Ana içeriğe atla

KENDİMİZİ DAHA İYİ NASIL TANIRIZ: AŞK- NASİRA CANSEV BUKHARİ


KENDİMİZİ DAHA İYİ NASIL TANIRIZ: AŞK






“We accept the love we think we deserve.” 
(Hak ettiğimizi düşündüğümüz aşkı kabulleniriz.) 

- Stephen Chbosky

Bu sözün her şeyi özetlediğini düşünüyorum. Aşkın her yaşta ve her formda olabileceğini toplumsal bilince kabul ettirmeye başladığımız bu zamanlarda aslında bir şeylerin sadece bizler için var olduğunu anlamaya başladık. Çünkü başkalarının yargıları ve tutumları bizim kendimizi ve aşka bakış açımızı derinden etkileyebiliyor. Bu durumda gerçekte bizi neyin mutlu ettiğini fark ettiğimiz zaman hayatımızın odak noktası da başkaları değil bizim düşüncelerimiz oluyor. Tabii kendimizi ne kadar tanıdığımıza göre de bir seçim yapıyoruz.

Normalde bir gün içinde hissettiğiniz bütün duygular hakkında, “Ben neden bunu hissediyorum ki?” diye düşünmezsiniz. Aşık olana kadar… Demek ki bize etkisi o kadar büyük. Ama tam olarak ne anlıyoruz?


Araştırmacılar insanların kültürden kültüre değişkenlik gösterip çeşitli yapılarda olabildiği gibi aşkın da çeşitli türleri olduğunu öne sürmüşlerdir ancak farklı olarak, bireysel farklılıkların kültürel farklardan daha önemli olduğu ortaya çıkmıştır1. Çünkü bireysel farklılıklar, bilinç altı seviyesinde yani farkında olmadığımız şekilde karşımızdan ve kendimizden ne beklediğimize bağlıdır ve her ne kadar da kültüre bağlı yaşasak da birey olarak ayrıyızdır. Genel geçer olgular büyük etki etmez. Bu bireysel farklılığın başında ailemiz daha doğrusu bize ilgi veren, bakan birincil kişi gelir. Dünya üzerindeki bütün gelişim psikolojisi ve bağlanma araştırmalarına göre küçüklükte geliştirdiğimiz bu bağlanma stilleri yetişkinlikte de nasıl bağlandığımızı belirler2. Çünkü insan aidiyet duygusunu gelişimi boyunca (ki gelişim hayat boyudur) sürdürmek ister. Küçüklükte bize bakan kişiye, (çoğunlukla anneye) olan bağlılık ileriki yaşlarda başkasına devrolur yani çocukluk deneyimlerimizi bize anımsatan kişileri çekici bulma eğiliminde oluruz3.Sıfır iki yaş aralığında ihtiyaçlarımızın karşılanma oranı güven kavramımızı oluştururken şefkat ihtiyacımızın karşılanış oranı sevgi kavramımızı oluşturuyor. Örneğin bu ilk kişiyle kurduğunuz ilişki dağınık olmuşsa, şefkat eksiği varsa sizi terk edip aldatmaya eğilimli biriyle birlikte olmaya yatkın olursunuz. Böyle bir durumda insan filmlerde gördüğü gerçek aşkın ne olduğunun kafa karışıklığına giriyor. Ancak kişisel çıkarımlarımdan yola çıkarak; olması gereken, sağlıklı ilişkinin içinde anksiyetenin olmaması gerektiğini düşünüyorum. Bu noktada hoşlandığınız insan tiplerini iyi incelemeli ve yanılgıların içine düşmemeliyiz. Eğer farkında olmadığımız bu mekanizmanın farkına varırsak daha rasyonel seçimler yapabiliriz.

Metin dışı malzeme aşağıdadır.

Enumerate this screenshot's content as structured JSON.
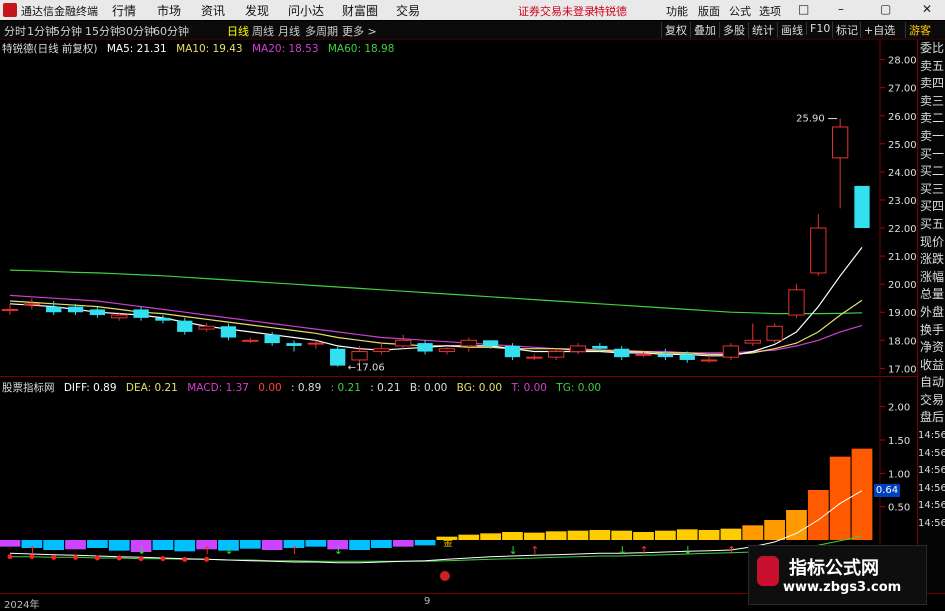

Maslow’a göre aşk bu açıdan yetersizlik aşkı (kişinin kendisiyle güvensizlik yaşadığı ve duygusal ihtiyaçlarını karşılama isteği duyduğu) ve aşık olmak (kendini ve başkalarını gerçekleştirme arayışının olduğu) tür olarak ikiye ayrılır4.

Özetlemek gerekirse herkese uyan tek bir aşk çeşidi gerçek değildir ve siz kimseniz o şekilde bir aşkı tercih edersiniz. Doğar doğmaz ya da büyüyüp aşık olacak yaşa geldiğimiz zaman ne istediğimizi yüzde yüz bilmemiz de deneyimler olmadan imkansızdır. İşte bu yüzden aşk kendimizi tanımamız ve insan çeşitlerini anlamamız için mükemmel bir yoldur. Adeta insanın insanla evrimidir.

Siz çocukluktaki bağlanma şeklinizi öğrenerek hayatta nasıl seçimler yaptığınızı anlayabilirsiniz. İlişkide mutsuzluğu neden kaderiniz haline getirdiğinizi, bazı tip insanlardan neden hoşlandığınızı kendinizi tanıyarak anlayabilirsiniz. Bütün bunların dışında Lee’ye göre aşk; arkadaşça aşk, tutkulu aşk ve oyun gibi aşk olarak üçe ayrılır1. Tutkulu aşık fiziksel özelliklerini sevdikleri kişilerle birlikte olurlar ve tercih ettikleri özellikleri önceden bilirler. İlişki büyük bir cinsel çekimle başlar. Oyun gibi aşıklar aşkı kısa süreli, oyun gibi ve eğlence odaklı görür hayatlarını tek kişiyle geçirmeyi düşünmezler. Arkadaşça aşıklar için önemli olan benzerlik ve uyumdur. Zamanla gelişir ve bazı şeyleri paylaşmaktan keyif alırlar. Bu üç çeşidin karışımı olan başka bir üç tür daha vardır; mantıklı aşk – beraber olduğu kişiden gelecek garantisi isteyen ve inanç benzerliği aile benzerliği bekleyen, bağımlı aşk- kıskanç ve güvensiz, son olarak da özgeci aşk- aşık hissetmeyi görev gibi gören karşısındakinden beklentisiz ve verici insanlar.

Umarım yazıdan keyif almışsınızdır, aşkı kendimizi tanımak için nasıl kullanabileceğimizi gelişim psikolojisinden ve Lee’nin aşk türleri seçimimiz üzerinden inceledik.


Teşekkürler,

Nasira Cansev Bukhari




Referanslar:

1 Lee JA. Love styles. In Psychology of Love (Eds RJ Sternberg, ML Barnes):38-67. New Haven, Yale University Press, 1988.

2 Collins NL, Read SJ. Adult attachment, working models, and relationship quality in dating couples. J Pers Soc Psychol 1990; 58: 644-663.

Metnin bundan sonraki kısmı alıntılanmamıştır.